The bus arrived, driven by a lady bus driver, and departed exactly on the hour. I was one of only two passengers on board and the drive to the airport was super smooth.
If you know me, you’ll know I’m no stranger to airports. But I’ve never had an airport experience quite like the one I had in Agadir.
After queuing to get checked in and my luggage tagged, I had my passport checked on the way into passport control, IN passport control, on the way out of passport control, at security AND after security – five times in total. No idea why. Bags are also scanned on the way into the terminal as well as at security, but I’ve experienced that elsewhere.
Departures was super small. I used up some of my remaining MAD (I hadn’t spent anywhere near the amount I’d exchanged) on some food and spent the remaining time swapping my SIM card and posting a blog post.
Once on board my flight, I found that there was only one lady in my row but, my goodness, could she talk! She managed to talk for the entire three and a half hour journey, in fact.
This lady had been to Morocco six times in a year. I saw all her photos and got to live vicariously through her stories: although mostly she’d been doing the normal tourist stuff she’d also befriended locals by returning so often and through them had also experienced some of the magic I usually do.
She also told me all about the friend she travels with, who has had two romances with locals, both of whom have stereotypically fleeced her for money after the love-bombing stage – this is a lady in her sixties.
Most worryingly, she told me of the time her local friend has searched her hotel room and removed a camera from behind the television; he told her this is common in Moroccan hotels due to the law that locals can’t be in the same room if they’re not married. I don’t know how true this is, but she definitely had the experience.
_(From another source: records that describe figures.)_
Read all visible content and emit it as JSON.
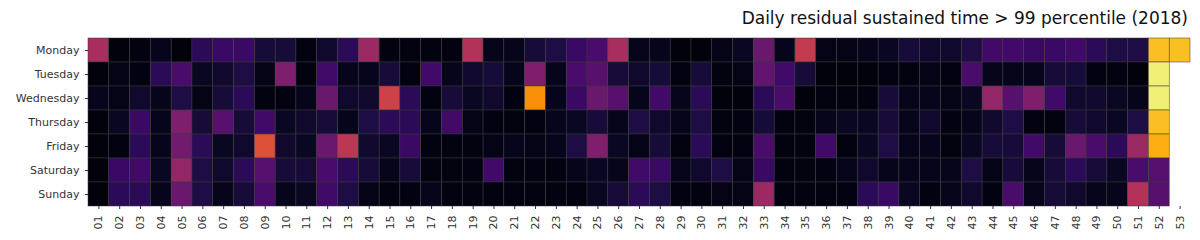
{
  "chart_data": {
    "type": "heatmap",
    "title": "Daily residual sustained time > 99 percentile (2018)",
    "x": [
      "01",
      "02",
      "03",
      "04",
      "05",
      "06",
      "07",
      "08",
      "09",
      "10",
      "11",
      "12",
      "13",
      "14",
      "15",
      "16",
      "17",
      "18",
      "19",
      "20",
      "21",
      "22",
      "23",
      "24",
      "25",
      "26",
      "27",
      "28",
      "29",
      "30",
      "31",
      "32",
      "33",
      "34",
      "35",
      "36",
      "37",
      "38",
      "39",
      "40",
      "41",
      "42",
      "43",
      "44",
      "45",
      "46",
      "47",
      "48",
      "49",
      "50",
      "51",
      "52",
      "53"
    ],
    "y": [
      "Monday",
      "Tuesday",
      "Wednesday",
      "Thursday",
      "Friday",
      "Saturday",
      "Sunday"
    ],
    "values": [
      [
        0.45,
        0.02,
        0.03,
        0.05,
        0.02,
        0.15,
        0.18,
        0.18,
        0.1,
        0.1,
        0.03,
        0.08,
        0.15,
        0.42,
        0.03,
        0.03,
        0.03,
        0.03,
        0.48,
        0.05,
        0.05,
        0.1,
        0.12,
        0.18,
        0.22,
        0.45,
        0.05,
        0.05,
        0.02,
        0.02,
        0.04,
        0.06,
        0.3,
        0.05,
        0.52,
        0.04,
        0.04,
        0.05,
        0.06,
        0.1,
        0.08,
        0.08,
        0.12,
        0.2,
        0.2,
        0.18,
        0.18,
        0.2,
        0.15,
        0.12,
        0.12,
        0.85,
        0.85
      ],
      [
        0.02,
        0.04,
        0.03,
        0.15,
        0.22,
        0.06,
        0.08,
        0.12,
        0.04,
        0.35,
        0.03,
        0.2,
        0.05,
        0.05,
        0.1,
        0.03,
        0.2,
        0.05,
        0.08,
        0.1,
        0.05,
        0.35,
        0.05,
        0.22,
        0.25,
        0.1,
        0.08,
        0.1,
        0.03,
        0.1,
        0.03,
        0.04,
        0.28,
        0.2,
        0.1,
        0.02,
        0.02,
        0.02,
        0.03,
        0.03,
        0.04,
        0.03,
        0.22,
        0.05,
        0.05,
        0.05,
        0.1,
        0.1,
        0.03,
        0.03,
        0.02,
        0.95,
        null
      ],
      [
        0.05,
        0.04,
        0.08,
        0.05,
        0.12,
        0.04,
        0.1,
        0.15,
        0.03,
        0.03,
        0.05,
        0.3,
        0.08,
        0.08,
        0.55,
        0.15,
        0.03,
        0.1,
        0.06,
        0.08,
        0.03,
        0.75,
        0.05,
        0.18,
        0.3,
        0.25,
        0.05,
        0.2,
        0.05,
        0.15,
        0.02,
        0.02,
        0.15,
        0.22,
        0.02,
        0.03,
        0.03,
        0.03,
        0.1,
        0.05,
        0.05,
        0.04,
        0.06,
        0.4,
        0.25,
        0.35,
        0.2,
        0.08,
        0.08,
        0.06,
        0.05,
        0.95,
        null
      ],
      [
        0.02,
        0.06,
        0.18,
        0.05,
        0.35,
        0.1,
        0.25,
        0.1,
        0.2,
        0.06,
        0.08,
        0.1,
        0.05,
        0.12,
        0.15,
        0.15,
        0.05,
        0.2,
        0.04,
        0.03,
        0.03,
        0.03,
        0.05,
        0.06,
        0.1,
        0.05,
        0.12,
        0.08,
        0.05,
        0.12,
        0.03,
        0.03,
        0.1,
        0.03,
        0.03,
        0.05,
        0.06,
        0.06,
        0.1,
        0.05,
        0.08,
        0.03,
        0.05,
        0.08,
        0.12,
        0.03,
        0.03,
        0.1,
        0.08,
        0.06,
        0.12,
        0.85,
        null
      ],
      [
        0.02,
        0.03,
        0.15,
        0.05,
        0.32,
        0.15,
        0.06,
        0.08,
        0.6,
        0.08,
        0.06,
        0.3,
        0.5,
        0.08,
        0.06,
        0.18,
        0.03,
        0.03,
        0.03,
        0.04,
        0.05,
        0.04,
        0.05,
        0.12,
        0.35,
        0.06,
        0.04,
        0.1,
        0.03,
        0.15,
        0.03,
        0.03,
        0.22,
        0.03,
        0.03,
        0.2,
        0.03,
        0.06,
        0.12,
        0.05,
        0.05,
        0.03,
        0.06,
        0.1,
        0.1,
        0.2,
        0.1,
        0.3,
        0.22,
        0.15,
        0.42,
        0.82,
        null
      ],
      [
        0.02,
        0.18,
        0.2,
        0.06,
        0.4,
        0.12,
        0.08,
        0.15,
        0.25,
        0.1,
        0.1,
        0.22,
        0.15,
        0.1,
        0.05,
        0.1,
        0.03,
        0.03,
        0.03,
        0.2,
        0.03,
        0.03,
        0.03,
        0.05,
        0.06,
        0.05,
        0.2,
        0.18,
        0.05,
        0.08,
        0.12,
        0.04,
        0.18,
        0.03,
        0.03,
        0.03,
        0.05,
        0.08,
        0.05,
        0.05,
        0.05,
        0.05,
        0.12,
        0.04,
        0.1,
        0.05,
        0.1,
        0.15,
        0.1,
        0.06,
        0.22,
        0.25,
        null
      ],
      [
        0.02,
        0.15,
        0.15,
        0.05,
        0.3,
        0.12,
        0.05,
        0.1,
        0.22,
        0.05,
        0.06,
        0.2,
        0.12,
        0.04,
        0.03,
        0.03,
        0.05,
        0.03,
        0.03,
        0.03,
        0.03,
        0.03,
        0.03,
        0.03,
        0.06,
        0.1,
        0.15,
        0.12,
        0.03,
        0.03,
        0.04,
        0.04,
        0.42,
        0.03,
        0.03,
        0.03,
        0.03,
        0.15,
        0.18,
        0.06,
        0.03,
        0.05,
        0.08,
        0.03,
        0.22,
        0.05,
        0.1,
        0.08,
        0.05,
        0.05,
        0.48,
        0.25,
        null
      ]
    ],
    "color_range": [
      0,
      1
    ]
  }
}
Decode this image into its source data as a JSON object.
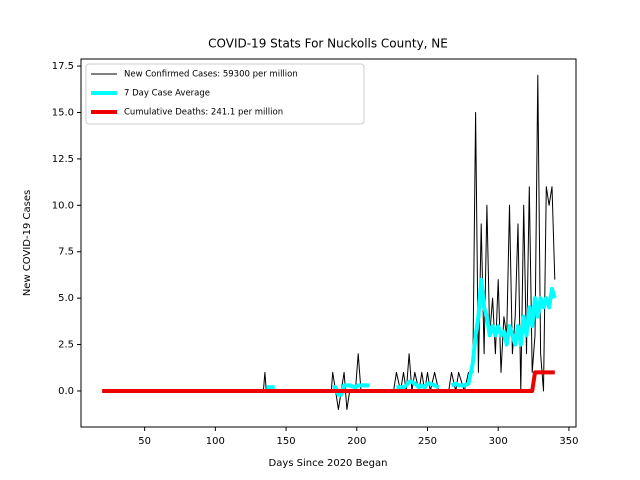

It was a relief when we landed.
I’m SUPER grateful for the ability to get a glimpse of local life in Morocco, and being a temporary cat mother, but – for various reasons – I didn’t vibe with this trip in the way I have with others and I think that’s even come through in my writing.
The majority of the Moroccan people I met were wonderful and super kind; I enjoyed some great food. And I only saw a very small part of the country, so absolutely could have a different experience in other areas.
But the reality is we all align with different places in different ways, and also our experience of them can be shaped by events.
No regrets, just gratitude.
P.S. Thank you to those of you who persevered with sporadic posting of these updates, and my first live travel stories via the blog. It’s a learning process!